Lords Amendment: In page 144, line 32, at the end, insert: (3) In framing the rules for the regulation of recruitments to posts in the postal and telegraph services, the Governor-General or person authorised by him in that behalf shall have due regard to the past association of the Anglo-Indian community with the said services, and particularly to the specific class, character and numerical percentages of the posts previously held in the said services by members of the said community and to the remuneration attaching to such posts.

7.9 p.m.


I beg to move, as an Amendment to the Lords Amendment, in line 2, after "the," to insert "Customs."

After all the discussion that has taken place on the former Clause, I will move this Amendment in a few words. The posts to be given to Anglo-Indians are referred to as posts in the central services, railways, posts and telegraphs. But among these services one of the most important is the Customs. In another place a question was asked on that subject, and it appeared that there was no desire to make a distinction between Customs and railways and posts and telegraphs, and the Amendment I propose to the Lords Amendment, which I hope the Government will accept, is simply to insert the word "Customs."

7.10 p.m.

Viscount WOLMER

I hope very much that the Government will be able to accept my hon. Friend's Amendment. He will correct me if I am wrong, but I have always understood that the Anglo-Indian community had the same tradition and record in regard to Customs as they had with regard to posts and telegraphs and railways, and that if it is right for this Parliament to enjoin on the Governor-General to have special regard to their association with the railways, posts and telegraphs, it is equally right to enjoin on him to have the same regard for their association with the Customs. If we leave out the Customs from this category, we shall be doing the Anglo-Indian community a positive disservice, because it is a very well-known maxim in drafting that if you mention one subject in a certain connection and omit to mention another subject in that same connection, what you have omitted has been deliberately omitted. That is a very familiar point to all of us who have had any experience of drafting Bills or Amendments.

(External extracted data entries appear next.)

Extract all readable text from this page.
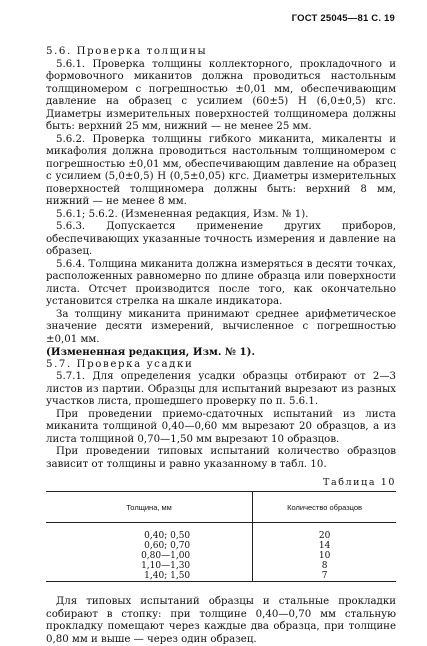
ГОСТ 25045—81 С. 19

5.6. Проверка толщины

5.6.1. Проверка толщины коллекторного, прокладочного и формовочного миканитов должна проводиться настольным толщиномером с погрешностью ±0,01 мм, обеспечивающим давление на образец с усилием (60±5) Н (6,0±0,5) кгс. Диаметры измерительных поверхностей толщиномера должны быть: верхний 25 мм, нижний — не менее 25 мм.

5.6.2. Проверка толщины гибкого миканита, микаленты и микафолия должна проводиться настольным толщиномером с погрешностью ±0,01 мм, обеспечивающим давление на образец с усилием (5,0±0,5) Н (0,5±0,05) кгс. Диаметры измерительных поверхностей толщиномера должны быть: верхний 8 мм, нижний — не менее 8 мм.

5.6.1; 5.6.2. (Измененная редакция, Изм. № 1).

5.6.3. Допускается применение других приборов, обеспечивающих указанные точность измерения и давление на образец.

5.6.4. Толщина миканита должна измеряться в десяти точках, расположенных равномерно по длине образца или поверхности листа. Отсчет производится после того, как окончательно установится стрелка на шкале индикатора.

За толщину миканита принимают среднее арифметическое значение десяти измерений, вычисленное с погрешностью ±0,01 мм.

(Измененная редакция, Изм. № 1).

5.7. Проверка усадки

5.7.1. Для определения усадки образцы отбирают от 2—3 листов из партии. Образцы для испытаний вырезают из разных участков листа, прошедшего проверку по п. 5.6.1.

При проведении приемо-сдаточных испытаний из листа миканита толщиной 0,40—0,60 мм вырезают 20 образцов, а из листа толщиной 0,70—1,50 мм вырезают 10 образцов.

При проведении типовых испытаний количество образцов зависит от толщины и равно указанному в табл. 10.

Таблица 10
Толщина, мм	Количество образцов
0,40; 0,50	20
0,60; 0,70	14
0,80—1,00	10
1,10—1,30	8
1,40; 1,50	7

Для типовых испытаний образцы и стальные прокладки собирают в стопку: при толщине 0,40—0,70 мм стальную прокладку помещают через каждые два образца, при толщине 0,80 мм и выше — через один образец.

If Parliament had not touched this subject, it could have been argued in the future that the Anglo-Indians would have had exactly the same claim to consideration in regard to their position in the railways, the posts, the telegraphs, and the Customs, but after what has happened it seems to me that unless we put in Customs into this Amendment, it will be clear that Parliament drew a distinction between the claims that the Anglo-Indians have in regard to the railways, posts and telegraphs, and the claims they have in regard to the Customs. I therefore hope very much that the Government would be able to accept my hon. Friend's Amendment.

7.12 p.m.


I am very glad to accept this Amendment on behalf of the Government. Originally I think it fell out through some drafting or typing error, because we never intended that this concession should not also be made to the Customs.

Amendment to Lords Amendment agreed to.

Subsequent Lords Amendments page 147, line 42, agreed to.